John Rhodes:But then the ballots left the polling station and we have no idea what happened to them later. And if the entire process is not completely open, then we have no guarantee that any part of the process is completely open.
It's from George Soros, who resides here. He hates Orthodox Christianity and Russia about as much as he hates American conservatism.
This whole topic pushes my hot button like you guys can't even believe. My husband and I are right in the middle of adopting out of Ukraine now. And I'm purposely learning Ukrainian instead of Russian, even though everyone in Ukraine speaks both -- the reason being that during Soviet rule, the Ukrainians were thrown in prison by the Russians for the "crime" of speaking their native tongue. Lovely, huh? They HAD to speak Russian or nothing at all. Today, there is such bitterness left over from the decades of oppressive Russian rule that there are many older Ukranians who refuse to speak Russian. Thus, out of respect for all Ukrainians, and our daughter-to-be in particular, I want to stand in solidarity with them, and speak their native tongue. NOT the tongue of the oppressor. (This is not to say that I think the Russian people are to blame. Not at all. I place the blame squarely on corrupt elements in the Russian governemnt.)
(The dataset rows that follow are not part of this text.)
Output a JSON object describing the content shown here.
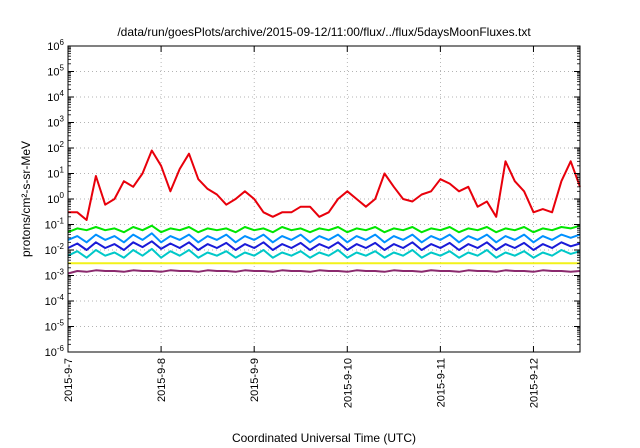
{
  "chart_data": {
    "type": "line",
    "title": "/data/run/goesPlots/archive/2015-09-12/11:00/flux/../flux/5daysMoonFluxes.txt",
    "xlabel": "Coordinated Universal Time (UTC)",
    "ylabel": "protons/cm²-s-sr-MeV",
    "y_scale": "log",
    "ylim": [
      1e-06,
      1000000.0
    ],
    "xlim": [
      "2015-09-07",
      "2015-09-12 12:00"
    ],
    "x_tick_labels": [
      "2015-9-7",
      "2015-9-8",
      "2015-9-9",
      "2015-9-10",
      "2015-9-11",
      "2015-9-12"
    ],
    "y_tick_labels": [
      {
        "base": "10",
        "exp": "-6"
      },
      {
        "base": "10",
        "exp": "-5"
      },
      {
        "base": "10",
        "exp": "-4"
      },
      {
        "base": "10",
        "exp": "-3"
      },
      {
        "base": "10",
        "exp": "-2"
      },
      {
        "base": "10",
        "exp": "-1"
      },
      {
        "base": "10",
        "exp": "0"
      },
      {
        "base": "10",
        "exp": "1"
      },
      {
        "base": "10",
        "exp": "2"
      },
      {
        "base": "10",
        "exp": "3"
      },
      {
        "base": "10",
        "exp": "4"
      },
      {
        "base": "10",
        "exp": "5"
      },
      {
        "base": "10",
        "exp": "6"
      }
    ],
    "grid": true,
    "legend": "none",
    "x_days": [
      0,
      0.1,
      0.2,
      0.3,
      0.4,
      0.5,
      0.6,
      0.7,
      0.8,
      0.9,
      1.0,
      1.1,
      1.2,
      1.3,
      1.4,
      1.5,
      1.6,
      1.7,
      1.8,
      1.9,
      2.0,
      2.1,
      2.2,
      2.3,
      2.4,
      2.5,
      2.6,
      2.7,
      2.8,
      2.9,
      3.0,
      3.1,
      3.2,
      3.3,
      3.4,
      3.5,
      3.6,
      3.7,
      3.8,
      3.9,
      4.0,
      4.1,
      4.2,
      4.3,
      4.4,
      4.5,
      4.6,
      4.7,
      4.8,
      4.9,
      5.0,
      5.1,
      5.2,
      5.3,
      5.4,
      5.5
    ],
    "series": [
      {
        "color": "#e8000b",
        "values": [
          0.3,
          0.3,
          0.15,
          8,
          0.6,
          1.0,
          5,
          3,
          10,
          80,
          20,
          2,
          15,
          60,
          6,
          2.5,
          1.5,
          0.6,
          1.0,
          2,
          1.0,
          0.3,
          0.2,
          0.3,
          0.3,
          0.5,
          0.5,
          0.2,
          0.3,
          1.0,
          2,
          1.0,
          0.5,
          1.0,
          10,
          3,
          1.0,
          0.8,
          1.5,
          2,
          6,
          4,
          2,
          3,
          0.5,
          0.8,
          0.2,
          30,
          5,
          2,
          0.3,
          0.4,
          0.3,
          5,
          30,
          3
        ]
      },
      {
        "color": "#00e600",
        "values": [
          0.05,
          0.07,
          0.06,
          0.08,
          0.06,
          0.07,
          0.05,
          0.08,
          0.06,
          0.09,
          0.05,
          0.07,
          0.06,
          0.08,
          0.05,
          0.07,
          0.06,
          0.07,
          0.05,
          0.08,
          0.06,
          0.07,
          0.05,
          0.08,
          0.06,
          0.07,
          0.05,
          0.07,
          0.06,
          0.08,
          0.05,
          0.07,
          0.06,
          0.08,
          0.05,
          0.07,
          0.06,
          0.08,
          0.05,
          0.07,
          0.06,
          0.08,
          0.05,
          0.07,
          0.06,
          0.08,
          0.05,
          0.07,
          0.06,
          0.08,
          0.05,
          0.07,
          0.06,
          0.08,
          0.07,
          0.09
        ]
      },
      {
        "color": "#0090ff",
        "values": [
          0.025,
          0.035,
          0.02,
          0.04,
          0.025,
          0.035,
          0.02,
          0.04,
          0.025,
          0.045,
          0.02,
          0.035,
          0.025,
          0.04,
          0.02,
          0.035,
          0.025,
          0.04,
          0.02,
          0.035,
          0.025,
          0.04,
          0.02,
          0.035,
          0.025,
          0.04,
          0.02,
          0.035,
          0.025,
          0.04,
          0.02,
          0.035,
          0.025,
          0.04,
          0.02,
          0.035,
          0.025,
          0.04,
          0.02,
          0.035,
          0.025,
          0.04,
          0.02,
          0.035,
          0.025,
          0.04,
          0.02,
          0.035,
          0.025,
          0.04,
          0.02,
          0.035,
          0.025,
          0.04,
          0.03,
          0.04
        ]
      },
      {
        "color": "#1a1ad8",
        "values": [
          0.012,
          0.018,
          0.01,
          0.02,
          0.012,
          0.017,
          0.01,
          0.02,
          0.013,
          0.022,
          0.011,
          0.018,
          0.012,
          0.02,
          0.01,
          0.017,
          0.012,
          0.019,
          0.01,
          0.017,
          0.012,
          0.02,
          0.01,
          0.017,
          0.012,
          0.019,
          0.01,
          0.017,
          0.012,
          0.02,
          0.01,
          0.017,
          0.012,
          0.019,
          0.01,
          0.017,
          0.012,
          0.02,
          0.01,
          0.017,
          0.012,
          0.019,
          0.01,
          0.017,
          0.012,
          0.02,
          0.01,
          0.017,
          0.012,
          0.019,
          0.01,
          0.017,
          0.012,
          0.02,
          0.014,
          0.018
        ]
      },
      {
        "color": "#00c8c8",
        "values": [
          0.006,
          0.009,
          0.005,
          0.01,
          0.006,
          0.008,
          0.005,
          0.01,
          0.006,
          0.011,
          0.005,
          0.009,
          0.006,
          0.01,
          0.005,
          0.008,
          0.006,
          0.009,
          0.005,
          0.008,
          0.006,
          0.01,
          0.005,
          0.008,
          0.006,
          0.009,
          0.005,
          0.008,
          0.006,
          0.01,
          0.005,
          0.008,
          0.006,
          0.009,
          0.005,
          0.008,
          0.006,
          0.01,
          0.005,
          0.008,
          0.006,
          0.009,
          0.005,
          0.008,
          0.006,
          0.01,
          0.005,
          0.008,
          0.006,
          0.009,
          0.005,
          0.008,
          0.006,
          0.01,
          0.007,
          0.009
        ]
      },
      {
        "color": "#f2f21a",
        "values": [
          0.003,
          0.003,
          0.003,
          0.003,
          0.003,
          0.003,
          0.003,
          0.003,
          0.003,
          0.003,
          0.003,
          0.003,
          0.003,
          0.003,
          0.003,
          0.003,
          0.003,
          0.003,
          0.003,
          0.003,
          0.003,
          0.003,
          0.003,
          0.003,
          0.003,
          0.003,
          0.003,
          0.003,
          0.003,
          0.003,
          0.003,
          0.003,
          0.003,
          0.003,
          0.003,
          0.003,
          0.003,
          0.003,
          0.003,
          0.003,
          0.003,
          0.003,
          0.003,
          0.003,
          0.003,
          0.003,
          0.003,
          0.003,
          0.003,
          0.003,
          0.003,
          0.003,
          0.003,
          0.003,
          0.003,
          0.003
        ]
      },
      {
        "color": "#8b2a6e",
        "values": [
          0.0012,
          0.0015,
          0.0014,
          0.0016,
          0.0015,
          0.0015,
          0.0014,
          0.0016,
          0.0015,
          0.0015,
          0.0014,
          0.0016,
          0.0015,
          0.0015,
          0.0014,
          0.0016,
          0.0015,
          0.0015,
          0.0014,
          0.0016,
          0.0015,
          0.0015,
          0.0014,
          0.0016,
          0.0015,
          0.0015,
          0.0014,
          0.0016,
          0.0015,
          0.0015,
          0.0014,
          0.0016,
          0.0015,
          0.0015,
          0.0014,
          0.0016,
          0.0015,
          0.0015,
          0.0014,
          0.0016,
          0.0015,
          0.0015,
          0.0014,
          0.0016,
          0.0015,
          0.0015,
          0.0014,
          0.0016,
          0.0015,
          0.0015,
          0.0014,
          0.0016,
          0.0015,
          0.0015,
          0.0014,
          0.0015
        ]
      }
    ]
  }
}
Then this Ukrainian election happens, and it's just sickening to see that "element" rearing its ugly head again trying to exert its stranglehold over these people again.
And to thicken the plot in our Ukrainian adoption case as it pertains to the news -- get this -- our case worker is RUSSIAN. So picture this.... Thanksgiving Day I'm on the phone with him and he's just gotten back from Russia where I'm trying to get the latest update and he asks me if I watch the news, saying "there's a revolution in Ukraine!" (don't you love it? "a revolution") (uhh, I think they call it, people recognizing fraud when they see it and not standing for it, buddro) I quickly shot back, "Yeah, I watch the news. The election was totally fraudulent. The Kremlin committed fraud and the Ukrainian candidate who really won the election was cheated out of victory." Well, at that, my case worker laughed a KGB type laugh and I thought (uh-oh) and he said,(insert your best Russian accent) "Well, this is a matter of opinion." I said, "Well, our government isn't going to recognize the Ukrainian election or government as legitmate with this guy in there."
My Russian case worker says, "Ukraine is split. The Eastern half wants the Russian choice, the Western half wants the European- American choice."
At that assessment, I thought to myself, What the "H" are you talking about, the Western half wants "the 'American' choice? The only choice the Americans want for Ukraine is the choice that represents the WILL OF THE UKRAINIAN PEOPLE, YOU KNUCKLEHEAD!!! Then he said "The one [already elected] is Putin's choice."
Yeah...he actually says "he's Putin's choice."
I'm thinking (and it's a good thing I didn't think to say this till AFTER I got off the phone or I might say something that would jeopardize my chances of ever getting our daughter) but after I hung up, I was so mad, all I wanted to do was shout at my Russian case worker:
"Who the heck gives a RIP who PUTIN wants to be the President of Ukraine???? What about the FALL OF THE SOVIET UNION DON'T YOU GUYS GET??????
Another element to consider is that if the media focuses on election fraud elsewhere, it helps undermine Bush.
I hope the situation works out in the Ukraine; everyone deserves a fair election.